A primeira vez que se viram
foi em fevereiro, numa quinta-feira, à noite, e chovia, muito. Disputaram uma
vaga em um estacionamento de um shopping. Ambos sós e agitadíssimos. A idéia, e
de ambos, era de uma rápida passagem por lá para comprar um presente, ela para
um amigo e ele para uma amiga. Ele passou da vaga porque faria a manobra de ré.
Ela, que vinha logo atrás, avançou o seu carro de frente direto na vaga. Sem se
importar com ele, com idas e vindas, para frente e para trás, conseguiu ajeitar
o carro como mandam os regulamentos. Ele, por sua vez, deu ré e emparelhou seu
carro com o dela tão próximo que, pouco mais, os retrovisores laterais de um e
de outro teriam se chocado e, de tal forma, que ela não conseguiria abrir a
porta para sair. Ocorre que a vaga era paralela a um paredão e, por força disto
não havia também como ela sair pela porta do lado do passageiro. Ele ligou o
pisca-pisca, e com o olhar fixo à frente, manteve-se impassível. Ela, aos
gritos e com o vidro semi-aberto clamava que ele retirasse o carro para que ela
pudesse sair. Ao lado do carro dele as pessoas trafegavam em seus carros sem
dificuldade, mas com alguma curiosidade e até apreensão, face aos tempos de
insegurança. Passados alguns minutos ela calou-se. Ele abriu o vidro do lado do
passageiro e, pela primeira vez olhou para ela. Como podia ter feito aquilo com uma mulher? Ela, por sua vez, olhou
para ele e com o ímpeto de gritar o pior palavrão de seu repertório, sem
entender não o fez. Ao contrário, com a voz mansa, disse apenas: por favor... Ele ligou o carro e saiu
vagarosamente à procura de outra vaga. A chuva se limitava agora a poucos
pingos esparsos.
A segunda vez que se viram foi
em abril, numa quarta-feira, à noite, num cinema. As luzes já haviam se apagado
quando entraram na sala de projeção e iniciavam as mensagens publicitárias. Ele
estava acompanhado e ela também. Ele localizou duas poltronas e, de repente e
bruscamente, ela passou à frente dele puxando pelas mãos o acompanhante e foi
se sentar na poltrona que ele havia escolhido. À frente, exatamente à frente
dela, havia dois lugares vagos. Ele acomodou-se ali, à frente dela. Sentou-se e
procurou ficar com o tronco bem erguido de tal forma a dificultar a visão de
quem estava imediatamente atrás dele, no caso, ela. Logo que ele se ajeitou,
comentou com o acompanhante: que absurdo;
como alguém pode ser tão mal educado? Coisas
assim. E, por não haver mais dois lugares contíguos na sala, ela permaneceu
ali. Quando o filme estava para começar, ela tomou coragem e colocou a mão
direita sobre o ombro dele.
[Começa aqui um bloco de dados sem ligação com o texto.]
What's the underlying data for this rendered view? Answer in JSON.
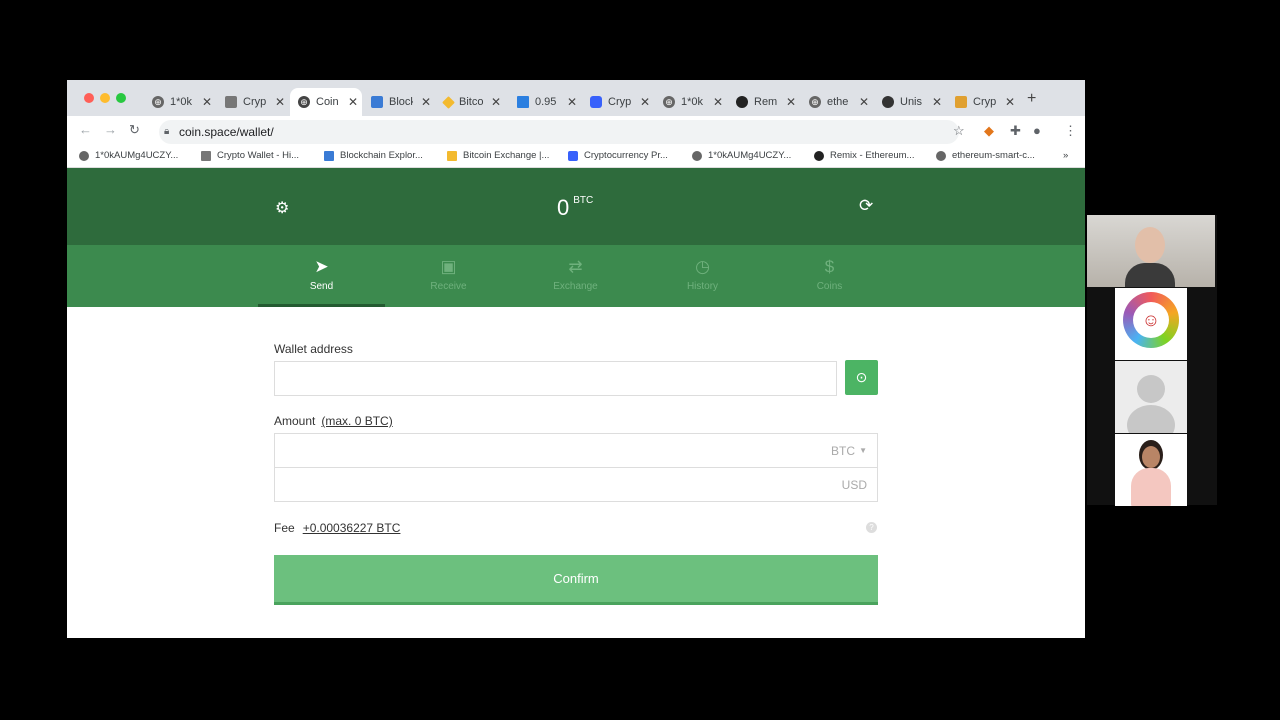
{
  "browser": {
    "tabs": [
      {
        "title": "1*0k",
        "icon": "globe-icon"
      },
      {
        "title": "Cryp",
        "icon": "wallet-icon"
      },
      {
        "title": "Coin",
        "icon": "globe-icon",
        "active": true
      },
      {
        "title": "Block",
        "icon": "blockchain-icon"
      },
      {
        "title": "Bitco",
        "icon": "binance-icon"
      },
      {
        "title": "0.95",
        "icon": "chart-icon"
      },
      {
        "title": "Cryp",
        "icon": "coinmarketcap-icon"
      },
      {
        "title": "1*0k",
        "icon": "globe-icon"
      },
      {
        "title": "Rem",
        "icon": "remix-icon"
      },
      {
        "title": "ethe",
        "icon": "globe-icon"
      },
      {
        "title": "Unis",
        "icon": "github-icon"
      },
      {
        "title": "Cryp",
        "icon": "crypto-icon"
      }
    ],
    "url": "coin.space/wallet/",
    "bookmarks": [
      {
        "label": "1*0kAUMg4UCZY...",
        "icon": "globe-icon"
      },
      {
        "label": "Crypto Wallet - Hi...",
        "icon": "wallet-icon"
      },
      {
        "label": "Blockchain Explor...",
        "icon": "blockchain-icon"
      },
      {
        "label": "Bitcoin Exchange |...",
        "icon": "binance-icon"
      },
      {
        "label": "Cryptocurrency Pr...",
        "icon": "coinmarketcap-icon"
      },
      {
        "label": "1*0kAUMg4UCZY...",
        "icon": "globe-icon"
      },
      {
        "label": "Remix - Ethereum...",
        "icon": "remix-icon"
      },
      {
        "label": "ethereum-smart-c...",
        "icon": "globe-icon"
      }
    ],
    "bookmarks_more": "»"
  },
  "wallet": {
    "balance": "0",
    "currency": "BTC"
  },
  "nav": [
    {
      "label": "Send",
      "icon": "send-icon",
      "active": true
    },
    {
      "label": "Receive",
      "icon": "inbox-icon"
    },
    {
      "label": "Exchange",
      "icon": "exchange-icon"
    },
    {
      "label": "History",
      "icon": "clock-icon"
    },
    {
      "label": "Coins",
      "icon": "coin-icon"
    }
  ],
  "form": {
    "wallet_address_label": "Wallet address",
    "wallet_address_value": "",
    "amount_label": "Amount",
    "max_link": "(max. 0 BTC)",
    "amount_crypto_unit": "BTC",
    "amount_fiat_unit": "USD",
    "fee_label": "Fee",
    "fee_value": "+0.00036227 BTC",
    "confirm_label": "Confirm"
  },
  "colors": {
    "header": "#2e6b3c",
    "nav": "#3c8a4e",
    "confirm": "#6cc07e",
    "qr_button": "#4cb464"
  }
}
Ele se virou para ela e, com a sensação de já ter
visto aquele rosto antes, disse: o que
foi? Ela corou-se e foi tomada por
um calafrio que percorreu o corpo inteiro. Pensou, então, em comentar com o
acompanhante: é o cara do shopping,
mas não o fez. Ao contrário, com a voz mansa, disse apenas: por favor... Ele deixou o corpo
escorregar de tal sorte a ficar com a cabeça apoiada na poltrona, e assim
permaneceu até o filme terminar. Ao saírem, ela foi por um lado da carreira de
poltronas e ele pelo outro.
A terceira vez que se viram
foi em junho, numa segunda-feira, de manhã, bem cedo. Ele acomodou-se na
poltrona 7A do avião para uma viagem a trabalho. Estava de cabeça baixa, lendo
a revista de bordo quando: senhor, o
senhor se enganou de assento. Essa
mulher de novo, não é possível! pensou. Tirou do bolso o cartão de
embarque, colocou o dedo indicador no número do assento, estendeu o braço em
direção a ela para que visse, e não disse palavra. Guardou o cartão de embarque
novamente e voltou à sua revista de bordo. Ela, assustadíssima, afinal: que diabo, esse cara de novo! Foi ao
encontro da comissária de bordo para procurar resolver a questão. Pouco depois,
a comissária: senhor, por um equívoco da
companhia, infelizmente foi processado o mesmo assento, o senhor se importaria
de mudar de lugar? Ele não respondeu e continuou lendo a revista. Percebeu
que ela então se aproximou da comissária de bordo e com a mesma voz mansa,
disse apenas: por favor... Ele,
dirigindo-se à comissária: para qual
assento eu devo ir? 23C, senhor, obrigada. Ele pegou a valise no
compartimento de bagagens e, sem olhar para ela, foi para os fundos do avião.
No destino não se encontraram mais, pelo menos ali e naquele dia.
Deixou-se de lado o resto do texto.